Pat was an idealistic individual who worked tirelessly, studied endlessly, and spoke out for what she believed in. At various times in life – invariably long before it was fashionable to do so – she was an advocate for civil rights, women’s rights, equal pay for women in the workplace, animal welfare, and environmental issues. She had a special affection for the downtrodden and disadvantaged, and would instinctively help any person or animal in need.
A major task to which she devoted countless hours throughout the last four decades of her life was to fight the pollution of our water supply with the toxic waste sodium fluoride (a waste product of the aluminum and fertilizer industries). Along with her comrades dedicated to a more pure, public water supply, she collected information from every available source, and shared it with fluoride-fighters the world over through the Fluoride Action Network (FAN). She was credited with helping many towns and cities in the United States and in countries overseas successfully resist the poisoning of their water supply and defeat the pushers of this toxic, carcinogenic waste “pollution-for-profit” scam which will be exposed as the greatest organized fraud in human history.

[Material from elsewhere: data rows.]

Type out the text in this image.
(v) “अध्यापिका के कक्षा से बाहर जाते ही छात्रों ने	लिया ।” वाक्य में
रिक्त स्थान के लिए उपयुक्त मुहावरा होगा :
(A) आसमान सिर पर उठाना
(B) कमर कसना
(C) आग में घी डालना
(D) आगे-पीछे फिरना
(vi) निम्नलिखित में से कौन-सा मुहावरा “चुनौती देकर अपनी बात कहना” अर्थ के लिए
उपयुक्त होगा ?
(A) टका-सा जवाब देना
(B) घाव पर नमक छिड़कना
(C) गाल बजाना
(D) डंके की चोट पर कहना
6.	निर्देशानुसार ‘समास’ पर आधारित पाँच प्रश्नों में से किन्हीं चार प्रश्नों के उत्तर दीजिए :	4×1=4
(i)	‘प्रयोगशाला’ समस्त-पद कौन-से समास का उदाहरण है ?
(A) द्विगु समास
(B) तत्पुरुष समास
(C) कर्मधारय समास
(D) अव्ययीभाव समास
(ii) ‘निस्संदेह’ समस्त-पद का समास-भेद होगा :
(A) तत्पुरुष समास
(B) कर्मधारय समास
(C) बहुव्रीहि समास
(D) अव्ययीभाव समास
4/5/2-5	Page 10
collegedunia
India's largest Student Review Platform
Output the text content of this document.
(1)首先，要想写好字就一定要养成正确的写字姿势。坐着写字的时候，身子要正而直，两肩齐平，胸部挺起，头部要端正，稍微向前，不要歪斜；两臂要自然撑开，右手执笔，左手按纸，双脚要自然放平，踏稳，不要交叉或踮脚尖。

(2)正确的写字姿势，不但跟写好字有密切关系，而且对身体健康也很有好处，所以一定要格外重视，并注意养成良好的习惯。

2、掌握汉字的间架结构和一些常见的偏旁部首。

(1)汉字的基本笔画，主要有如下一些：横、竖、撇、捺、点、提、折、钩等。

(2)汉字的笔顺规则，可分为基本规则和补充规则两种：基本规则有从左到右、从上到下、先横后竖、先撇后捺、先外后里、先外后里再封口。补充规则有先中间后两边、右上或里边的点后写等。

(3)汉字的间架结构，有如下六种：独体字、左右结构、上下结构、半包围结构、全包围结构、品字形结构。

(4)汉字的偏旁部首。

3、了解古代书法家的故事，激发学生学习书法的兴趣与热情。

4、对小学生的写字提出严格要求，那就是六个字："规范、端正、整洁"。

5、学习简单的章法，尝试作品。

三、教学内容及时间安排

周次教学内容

Pat was perhaps best known locally for her special affection for animals of all kinds. Throughout her life she kept many pets, and gained renown for her ability to nurse back to health baby birds, rodents, turtles, snakes, and virtually anything that found its way to her door. Generally speaking, if she could not release them back to the wild or find a home for a refugee, she gave them a loving home for life at her facility. In the 1960’s and 1970’s, as “fallout” from the pet industry, many caimans and occasionally an alligator would arrive. As with other species, Pat had phenomenal success with them, even having caimans reproduce at her home, hatching a litter of 15 in 1978.
She dubbed her home/art studio/animal sanctuary “Parrot Hill Croc Farm” and devoted her retirement almost entirely to her efforts to provide a loving home for her animal friends, primarily parrots and caimans. The lives of generations of neighbors and countless classes of schoolchildren were enriched as well by visits to her oasis of nature in the heart of the city. Known as “Miss Pat” in the neighborhood, (and as “The Alligator Lady” to the world at large) she welcomed every visitor, young or old. Her innumerable acts of kindness and compassion continually helped make the world a better place for people and creatures of every variety. A good friend once said that “God….and Pat, see every little sparrow when it falls.”
Besides a host of her faithful animal companions, in parting Pat leaves her dear little sister Frances (“Fritz”) Michelle (Nichols) Reitenauer and her husband Ronald of Yucca Valley, CA, two sons, Michael M. Jacobs and wife Dana of Kansas City, MO, their children and grandchildren, and Richard Weber and wife Linda of Mountainburg, AR, children and grandchildren, as well as her devoted helpers of recent years: Stacey Johner, Aletha Fulton, and Jereme Dillard.
She also leaves her dearest friends of many years, Mary Louise Hinton, Jean McCone, Elsie Morgan, Mary Ann Wilson, June and Bill Talley, Paul Connett, and John Pennell.
The family also wishes to thank the oncology nurses at Truman Medical Center West, Carol, Jeanie, Ida and Angelo, receptionist Marlo, and Kim at the Charlotte Street entrance and all the staff of TMC who, throughout the over three years of her treatment, were kind, thoughtful, courteous, and professional.